On le verra plus loin, c’est cette même structure syntaxique articulée par le déterminant « à » qu’utilise Breton pour composer son poème « L’union libre » (« Ma femme à la chevelure de feu de bois… ») ou le titre de son recueil Le révolver à cheveux blancs. Ce type de métaphore nominale me parait être un moyen efficace de produire et de faire produire des images surréalistes.
« Age » et « Lâchez Tout ! », de Pantin à Paris
Deux textes composés par Breton à quelques années d’écart me paraissent pouvoir être mis en parallèle pour expliquer son passage de Pantin à Paris : le poème en prose « Âge », d’inspiration rimbaldienne, que je lis comme un texte d’adieu à Aubervilliers et à Pantin, et le texte programmatique « Lâchez tout ! » qui me semble annonciateur d’un nouveau départ parisien.
1. Breton date « Âge » du 19 février 1916 (son 20e anniversaire) et le dédie à Léon-Paul Fargue :
Aube, adieu ! Je sors du bois hanté ; j’affronte les routes, croix torrides. Un feuillage bénissant me perd. L’août est sans brèches comme une meule.
Retiens la vue panoramique, hume l’espace et dévide machinalement les fumées.
Je vais m’élire une enceinte précaire: on enjambera s’il faut le buis. La province aux bégonias chauffés caquète, range. Que gentiment s’ameutent les griffons au volant frisé des jupes !
Où la chercher, depuis les fontaines ? A tort je me fie à son collier de bulles… Yeux devant les pois de senteur.
Chemises caillées sur la chaise. Un chapeau de soie inaugure de reflets ma poursuite. Homme… Une glace te venge et vaincu me traite en habit ôté. L’instant revient patiner la chair.
Maisons, je m’affranchis de parois sèches.

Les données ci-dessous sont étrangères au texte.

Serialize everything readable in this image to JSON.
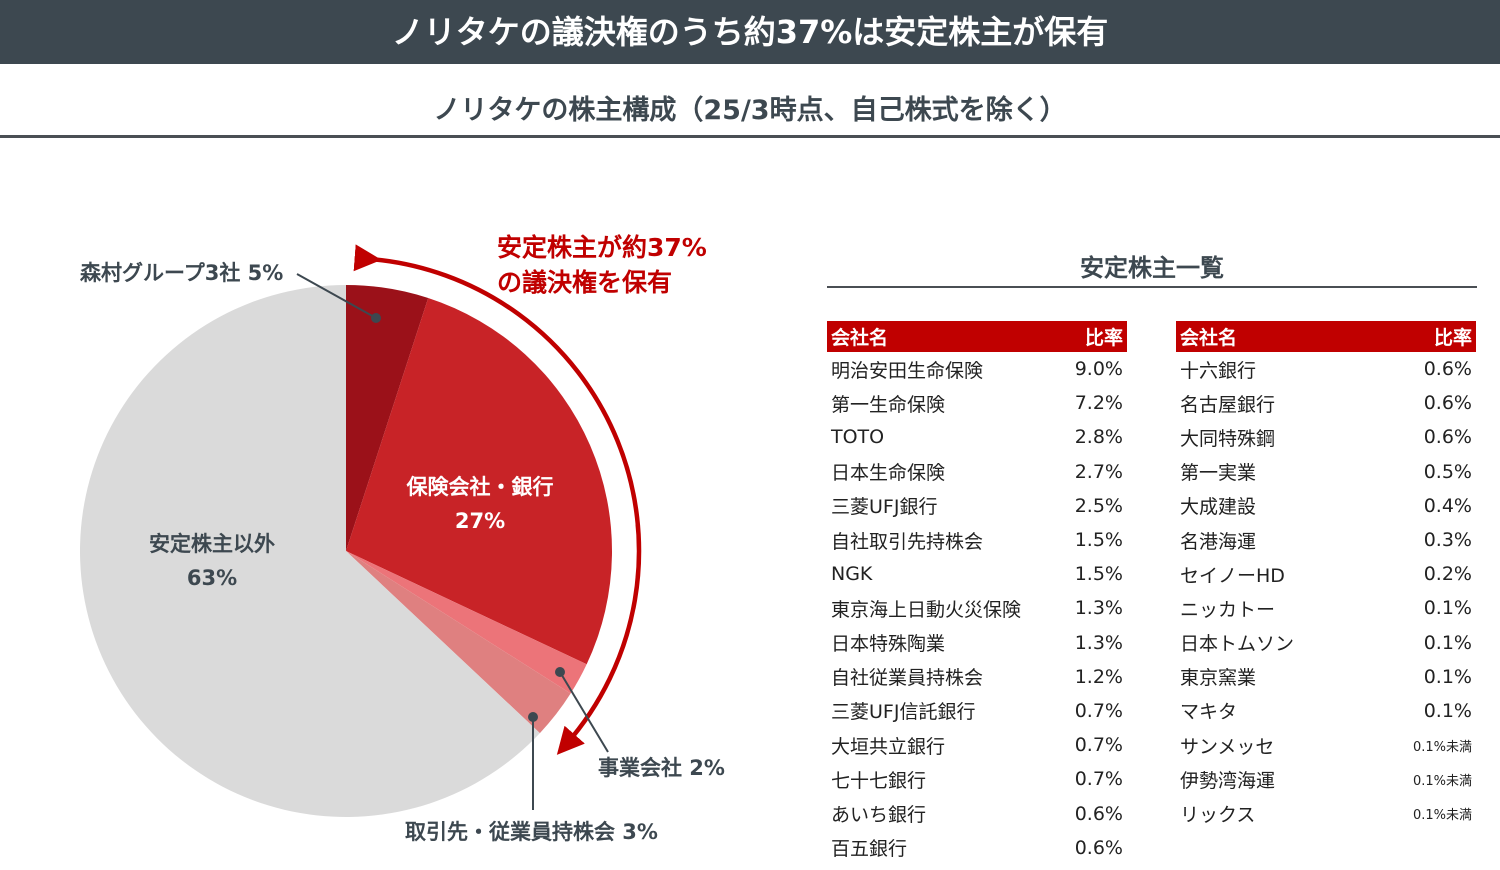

On secoue ! Un lit tendre est plaisanté de couronnes.
Atteins la poésie accablante des paliers.
Quand on lit le poème sur le pont de l’avenue Edouard-Vaillant, il ne fait plus de doute à mes yeux que le panorama ferroviaire qui s’offre à la vue a inspiré le 3e verset : « Retiens la vue panoramique, hume l’espace et dévide machinalement les fumées ».
[Commentaire du 12 novembre 2022 : l’avenue Edouard-Vaillant est décrite par Jean Rolin dans La Clôture, au moyen d’une proposition quasi surréaliste : « de nuit, une grande coulée d’ombre constellée de feux mobiles ou fixes, un peu comme un ciel inversé. »]
2. Après avoir occupé une chambre à l’hôtel des Grands hommes, place du Panthéon où il rédige Les Champs Magnétiques, Breton publie dans le 2e numéro de la revue Littérature un texte qui commence ainsi :
LÂCHEZ TOUT !
« J’habite depuis deux mois place Blanche. L’hiver est des plus doux et à la terrasse de ce café voué au commerce des stupéfiants, les femmes font des apparitions courtes et charmantes. Les nuits n’existent guère plus que dans les régions hyperboréennes de la légende. Je ne me souviens pas d’avoir vécu ailleurs ; ceux qui disent m’avoir connu doivent se tromper. Mais non, ils ajoutent même qu’ils m’avaient cru mort. Vous avez raison de me rappeler à l’ordre. Après tout qui parle ? André Breton, un homme sans grand courage, qui jusqu’ici s’est satisfait tant bien que mal d’une action dérisoire et cela parce que peut-être un jour il s’est senti à jamais trop durement incapable de faire ce qu’il veut. Et il est vrai que j’ai conscience de m’être déjà dévalisé moi-même en plusieurs circonstances ; il est vrai que je me trouve moins qu’un moine, moins qu’un aventurier. N’empêche que je ne désespère point de me reprendre et qu’à l’entrée de 1922, dans ce beau Montmartre en fête, je songe à ce que je puis encore devenir. »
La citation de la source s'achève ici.